A ausência de política pública inclusiva é que tem dado o tom. Mas essa lógica não é exclusiva do Sr. Alckmin, ou somente do PSDB, partido envolvido numa história de privatizações e destruição do comum. Em Belo Horizonte,  na gestão do prefeito Márcio Lacerda, que tem a participação do PT em primeira mão, em conjunto com o PSB e PSDB, a tentativa de “limpeza” urbana, ao lado de soluções autoritárias, vem predominando. E nesse caso, o governo entende que os movimentos sociais constituem, na verdade, uma oposição política, no sentido partidário, e por isso não podem ser considerados (veja o segundo texto de Rolnik em Mais referências).

Por isso, não podemos nos fechar no episódio de Pinheirinho, apesar de sua expressão emblemática e do sofrimento perpetrado pelo Estado, através de seu braço policial. A questão que perpassa isso é a forma como o capital se reproduz nas cidades, e como essa necessidade se sobrepõe a todas as outras. Como as necessidades de habitar, de conviver e de viver.

Algumas características:

1. Trata-se de uma lógica de financeirização das cidades. Lugares para investimentos, com alguns retoques para turistas e bolhas de urbanismo em meio a total ausência de políticas de Estado inclusivas. Pior, as cidades passam a competir entre si. Portanto, a a necessidade de “limpeza” é urgente.

2. A cultura é convocada a promover e contribuir para a cidade financeira. Predominância dos eventos culturais, dos espaços temáticos em contraposição a falta de políticas estruturantes e descentralizadas, que contemplem a necessidade de apropriação e os processos de subjetivação.
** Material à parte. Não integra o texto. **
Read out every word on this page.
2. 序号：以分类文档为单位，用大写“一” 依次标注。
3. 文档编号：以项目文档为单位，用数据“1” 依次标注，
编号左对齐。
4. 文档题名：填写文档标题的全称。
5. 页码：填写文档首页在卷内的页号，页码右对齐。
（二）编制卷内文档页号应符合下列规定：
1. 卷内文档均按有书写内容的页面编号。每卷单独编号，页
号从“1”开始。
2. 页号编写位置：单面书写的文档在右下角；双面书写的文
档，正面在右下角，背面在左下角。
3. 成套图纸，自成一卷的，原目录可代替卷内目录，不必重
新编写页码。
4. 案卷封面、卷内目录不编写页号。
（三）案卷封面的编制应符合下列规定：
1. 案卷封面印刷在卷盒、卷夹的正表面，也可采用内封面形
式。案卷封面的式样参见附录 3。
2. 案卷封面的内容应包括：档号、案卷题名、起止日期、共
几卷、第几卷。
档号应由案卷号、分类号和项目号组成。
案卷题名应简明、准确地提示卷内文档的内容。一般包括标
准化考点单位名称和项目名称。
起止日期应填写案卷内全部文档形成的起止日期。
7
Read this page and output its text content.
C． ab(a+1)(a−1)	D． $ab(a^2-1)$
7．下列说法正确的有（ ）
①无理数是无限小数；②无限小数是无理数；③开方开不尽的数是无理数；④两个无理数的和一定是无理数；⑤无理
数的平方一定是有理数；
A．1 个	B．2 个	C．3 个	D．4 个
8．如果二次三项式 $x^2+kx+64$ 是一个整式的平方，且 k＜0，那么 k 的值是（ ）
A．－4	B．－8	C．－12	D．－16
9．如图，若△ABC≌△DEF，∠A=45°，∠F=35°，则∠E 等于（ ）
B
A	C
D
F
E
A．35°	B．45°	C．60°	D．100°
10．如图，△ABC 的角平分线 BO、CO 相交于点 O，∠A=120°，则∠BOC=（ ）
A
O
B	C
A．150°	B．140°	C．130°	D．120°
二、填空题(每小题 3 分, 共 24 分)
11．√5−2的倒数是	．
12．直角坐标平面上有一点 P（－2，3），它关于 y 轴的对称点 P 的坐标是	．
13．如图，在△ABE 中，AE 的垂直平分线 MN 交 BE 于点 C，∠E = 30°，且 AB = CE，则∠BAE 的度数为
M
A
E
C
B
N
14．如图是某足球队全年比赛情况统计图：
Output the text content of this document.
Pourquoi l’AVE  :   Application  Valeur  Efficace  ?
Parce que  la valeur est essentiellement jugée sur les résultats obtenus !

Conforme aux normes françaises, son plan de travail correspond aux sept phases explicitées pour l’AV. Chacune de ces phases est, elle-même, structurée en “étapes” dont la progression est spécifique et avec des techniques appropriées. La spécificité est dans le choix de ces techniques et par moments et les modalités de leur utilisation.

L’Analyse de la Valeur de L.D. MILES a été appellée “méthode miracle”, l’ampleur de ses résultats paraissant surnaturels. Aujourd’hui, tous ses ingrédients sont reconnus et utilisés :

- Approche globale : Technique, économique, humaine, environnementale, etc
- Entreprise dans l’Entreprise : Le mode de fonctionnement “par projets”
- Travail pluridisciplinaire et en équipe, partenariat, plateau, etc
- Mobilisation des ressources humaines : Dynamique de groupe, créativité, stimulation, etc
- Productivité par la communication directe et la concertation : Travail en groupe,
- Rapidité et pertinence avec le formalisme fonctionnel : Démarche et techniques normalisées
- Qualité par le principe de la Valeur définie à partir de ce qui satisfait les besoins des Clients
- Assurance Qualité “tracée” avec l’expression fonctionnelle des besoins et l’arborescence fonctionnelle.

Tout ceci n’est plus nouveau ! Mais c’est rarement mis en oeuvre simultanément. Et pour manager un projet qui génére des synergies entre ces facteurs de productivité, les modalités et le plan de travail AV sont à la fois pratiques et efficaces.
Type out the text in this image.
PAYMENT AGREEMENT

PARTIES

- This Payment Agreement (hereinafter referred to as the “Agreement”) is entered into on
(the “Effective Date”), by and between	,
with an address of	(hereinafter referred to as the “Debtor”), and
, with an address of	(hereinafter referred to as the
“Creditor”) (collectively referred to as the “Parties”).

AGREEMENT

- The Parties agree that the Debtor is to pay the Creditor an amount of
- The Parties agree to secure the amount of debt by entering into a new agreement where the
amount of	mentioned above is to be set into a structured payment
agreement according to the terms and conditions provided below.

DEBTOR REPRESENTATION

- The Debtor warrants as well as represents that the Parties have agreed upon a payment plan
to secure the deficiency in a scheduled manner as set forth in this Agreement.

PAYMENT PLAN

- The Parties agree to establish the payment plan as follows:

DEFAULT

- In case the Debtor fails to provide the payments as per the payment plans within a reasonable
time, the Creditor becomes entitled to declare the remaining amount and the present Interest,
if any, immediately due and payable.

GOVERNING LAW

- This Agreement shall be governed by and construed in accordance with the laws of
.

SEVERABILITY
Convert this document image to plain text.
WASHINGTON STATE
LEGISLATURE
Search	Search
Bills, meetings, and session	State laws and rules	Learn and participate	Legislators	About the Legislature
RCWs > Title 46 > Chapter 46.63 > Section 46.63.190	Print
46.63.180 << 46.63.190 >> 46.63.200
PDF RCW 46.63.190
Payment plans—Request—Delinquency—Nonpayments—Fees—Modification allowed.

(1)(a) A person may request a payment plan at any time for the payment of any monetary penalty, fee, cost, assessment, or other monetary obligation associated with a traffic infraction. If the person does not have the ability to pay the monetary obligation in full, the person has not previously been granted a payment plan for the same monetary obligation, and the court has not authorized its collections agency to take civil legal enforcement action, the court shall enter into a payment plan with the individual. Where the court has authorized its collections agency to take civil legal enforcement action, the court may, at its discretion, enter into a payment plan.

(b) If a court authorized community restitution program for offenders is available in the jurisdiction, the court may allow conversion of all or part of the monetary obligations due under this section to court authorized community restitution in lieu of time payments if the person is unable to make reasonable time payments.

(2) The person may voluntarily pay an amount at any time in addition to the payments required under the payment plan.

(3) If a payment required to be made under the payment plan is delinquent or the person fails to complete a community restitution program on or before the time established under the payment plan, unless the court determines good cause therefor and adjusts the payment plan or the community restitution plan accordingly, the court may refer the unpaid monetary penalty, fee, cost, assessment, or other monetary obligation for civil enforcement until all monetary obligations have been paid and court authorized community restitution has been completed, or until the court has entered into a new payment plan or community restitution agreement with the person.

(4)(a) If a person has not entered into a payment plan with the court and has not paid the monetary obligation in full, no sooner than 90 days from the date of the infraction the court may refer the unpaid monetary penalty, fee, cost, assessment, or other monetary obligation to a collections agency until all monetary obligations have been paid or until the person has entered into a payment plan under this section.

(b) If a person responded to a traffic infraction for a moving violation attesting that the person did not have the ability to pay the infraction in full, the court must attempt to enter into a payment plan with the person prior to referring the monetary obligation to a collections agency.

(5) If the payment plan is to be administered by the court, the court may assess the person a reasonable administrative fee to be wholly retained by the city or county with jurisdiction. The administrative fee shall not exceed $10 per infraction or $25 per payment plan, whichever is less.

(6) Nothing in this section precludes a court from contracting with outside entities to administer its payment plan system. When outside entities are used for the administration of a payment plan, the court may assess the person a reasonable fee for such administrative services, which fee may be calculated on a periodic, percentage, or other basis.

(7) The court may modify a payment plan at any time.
3. Ausência de qualquer desejo de compreender a dimensão dos excluídos que, por algum motivo, conseguem ocupar, viver ou se expressar  nos territórios da cidade. O planejamento é feito para se obter projeção em certas ilhas de desenvolvimento, que possam trazer, por sua vez, uma excelente imagem da administração.

4. Os partidos políticos – se é que podemos hoje chamá-los assim no Brasil – realizam a completa despolitização da vida pública. Administração de cargos, enlace nos calendários eleitorais futuros, acordos visando a ocupação dos territórios da administração.

O uso da polícia é, então, a imagem que está aqui: um Estado que utiliza do seu braço armado para resolver  extirpar problemas sociais, localizados em determinados territórios das cidades. No caso de Pinheirinho, temos um amplo bairro tomado por uma população durante cinco anos. Não se fez nada durante todos esses anos. De repente, a solução é a expulsão. O governador, no seu twitter, escreveu em resposta a uma pessoa: “A reintegração de posse é decisão do Poder Judiciário, que requisita a PM para cumpri-la, Adriana. Um abraço.”

Numa simples frase, o governador consegue dizer tudo: ele apenas cumpre ordens! E de onde vem a ordem? Do judiciário… Cumpre-se! O governador de São Paulo e o prefeito de São José dos Campos sabem que poderiam encontrar outra solução. E que, na perspectiva de uma política de Estado inclusiva, levasse em conta a voz, as necessidades e o destino daquelas  pessoas, daquelas famílias.

Ora, que pudesse haver desapropriação. Que houvesse um projeto social e efetivo para moradias. E muitos e muitos outros cenários possíveis.  Não é isso o mínimo que se pediria de um Estado moderno?

Não, isso não é o que acontece no Estado-Polícia. Age-se rápido, a paisagem fica limpa e problema é, aparentemente, eliminado, como mostra Rolnik. Foi assim no Pinheirinho. Alckmin preferiu montar uma operação de guerra, descrita por Tsavkko com imensa dor, que esteve no local e registrou no seu blog (vide em Mais referências o link para o texto completo):

“O cenário era o de casas humildes de um lado e do outro um terreno amplo com barracas de lona usadas para cadastramento das famílias, refúgio e, claro, com função midiática, forma de a prefeitura fingir que estava fazendo algo pelos moradores, que estes não ficariam ao relento durante a desocupação. Na verdade, uma lona branca com chão enlameado por baixo, sem iluminação, quente e com algumas poucas cadeiras onde idosos resignados ficavam esperando seu destino e onde crianças e mães choravam e tentavam se refugiar da barbárie.”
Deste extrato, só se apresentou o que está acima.